Unofficial digital currencies like Bitcoin or Facebook’s Libra, which is still in the planning stages, bypass central banks and could undermine their control of the monetary system. The obvious solution is for central banks to get into the digital currency business themselves.
On Wednesday, the central banks of Canada, Britain, Japan, Sweden and Switzerland said they were working together with the Bank for International Settlements to figure out what would happen if they did just that.
It’s complicated, though.
Like cash, people can use digital currencies to pay other people directly, without a bank in the middle. Unlike cash, digital currencies allow person-to-person transactions to take place online.

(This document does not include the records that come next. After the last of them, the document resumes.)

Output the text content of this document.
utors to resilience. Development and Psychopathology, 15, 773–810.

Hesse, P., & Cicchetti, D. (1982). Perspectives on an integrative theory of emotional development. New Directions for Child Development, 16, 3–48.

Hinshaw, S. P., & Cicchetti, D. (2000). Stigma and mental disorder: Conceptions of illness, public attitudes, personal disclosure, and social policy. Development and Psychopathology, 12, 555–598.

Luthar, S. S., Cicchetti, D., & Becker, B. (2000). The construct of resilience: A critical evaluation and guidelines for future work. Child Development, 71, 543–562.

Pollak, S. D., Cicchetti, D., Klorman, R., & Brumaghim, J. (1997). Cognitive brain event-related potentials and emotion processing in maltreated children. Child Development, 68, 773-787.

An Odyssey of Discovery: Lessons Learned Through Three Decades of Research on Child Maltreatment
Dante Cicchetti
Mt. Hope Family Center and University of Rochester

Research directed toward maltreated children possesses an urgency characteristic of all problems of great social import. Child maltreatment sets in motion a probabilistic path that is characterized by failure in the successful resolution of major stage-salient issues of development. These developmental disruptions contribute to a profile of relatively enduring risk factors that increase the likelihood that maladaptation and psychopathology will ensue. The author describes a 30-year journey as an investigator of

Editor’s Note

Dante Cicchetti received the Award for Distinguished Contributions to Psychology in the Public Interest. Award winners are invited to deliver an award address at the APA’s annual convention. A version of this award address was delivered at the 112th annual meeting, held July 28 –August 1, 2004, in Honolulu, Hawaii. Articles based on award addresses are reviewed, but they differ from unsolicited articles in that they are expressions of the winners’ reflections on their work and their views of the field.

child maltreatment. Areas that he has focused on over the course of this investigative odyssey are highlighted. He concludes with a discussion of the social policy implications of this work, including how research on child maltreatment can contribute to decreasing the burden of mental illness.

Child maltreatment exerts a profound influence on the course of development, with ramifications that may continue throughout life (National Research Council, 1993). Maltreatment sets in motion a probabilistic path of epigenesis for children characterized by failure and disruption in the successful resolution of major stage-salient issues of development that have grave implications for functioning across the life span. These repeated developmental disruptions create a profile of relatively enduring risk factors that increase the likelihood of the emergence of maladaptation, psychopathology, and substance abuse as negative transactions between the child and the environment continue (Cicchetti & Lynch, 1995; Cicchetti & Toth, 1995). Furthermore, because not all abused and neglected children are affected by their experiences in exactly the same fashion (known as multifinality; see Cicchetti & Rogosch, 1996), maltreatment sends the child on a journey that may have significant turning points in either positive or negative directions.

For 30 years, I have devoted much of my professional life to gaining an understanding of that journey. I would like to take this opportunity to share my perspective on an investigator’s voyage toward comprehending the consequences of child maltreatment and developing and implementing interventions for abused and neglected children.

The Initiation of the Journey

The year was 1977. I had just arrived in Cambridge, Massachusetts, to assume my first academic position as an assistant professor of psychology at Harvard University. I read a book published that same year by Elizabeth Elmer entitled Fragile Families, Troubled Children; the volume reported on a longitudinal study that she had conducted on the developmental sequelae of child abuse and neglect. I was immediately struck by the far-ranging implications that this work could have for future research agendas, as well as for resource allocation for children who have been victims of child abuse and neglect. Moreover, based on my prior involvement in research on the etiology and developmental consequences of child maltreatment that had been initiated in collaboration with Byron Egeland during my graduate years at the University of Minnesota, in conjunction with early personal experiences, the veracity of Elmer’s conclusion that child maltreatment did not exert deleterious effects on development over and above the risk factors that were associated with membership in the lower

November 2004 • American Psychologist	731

Such a system could be more efficient, but also risky, according to a report issued on Wednesday by the World Economic Forum, the organization that stages the annual conclave in Davos.
Commercial banks might become superfluous, and fail. Central banks would in effect become giant retail banks. But they have no experience dealing with millions of individual customers and could be overwhelmed. If a central bank collapsed, so would the monetary system.
Climate change also takes central banks into uncharted territory. Think the subprime crisis in 2008 was bad? Imagine a real estate crisis caused by rising sea levels and coastal flooding that renders thousands of square miles of land uninhabitable or useless for farming.
By some estimates, global gross domestic product could plunge by 25 per cent because of the effects of climate change. Central banks have enough trouble dealing with mild recessions, and would not be powerful enough to combat an economic downturn of that scale.
“In the worst case scenario, central banks may have to intervene as climate rescuers of last resort or as some sort of collective insurer for climate damages,” according to the report, published by the Bank for International Settlements, a clearinghouse for the world’s major central banks.
It suggested some precautionary measures central banks could take.
Central banks, which often function as bank regulators, could require lenders to hold more capital if they hold assets vulnerable to the economic effects of a shift to renewable energy. An example might be a bank that has lent a lot of money to fossil fuel companies, or to the Saudi government.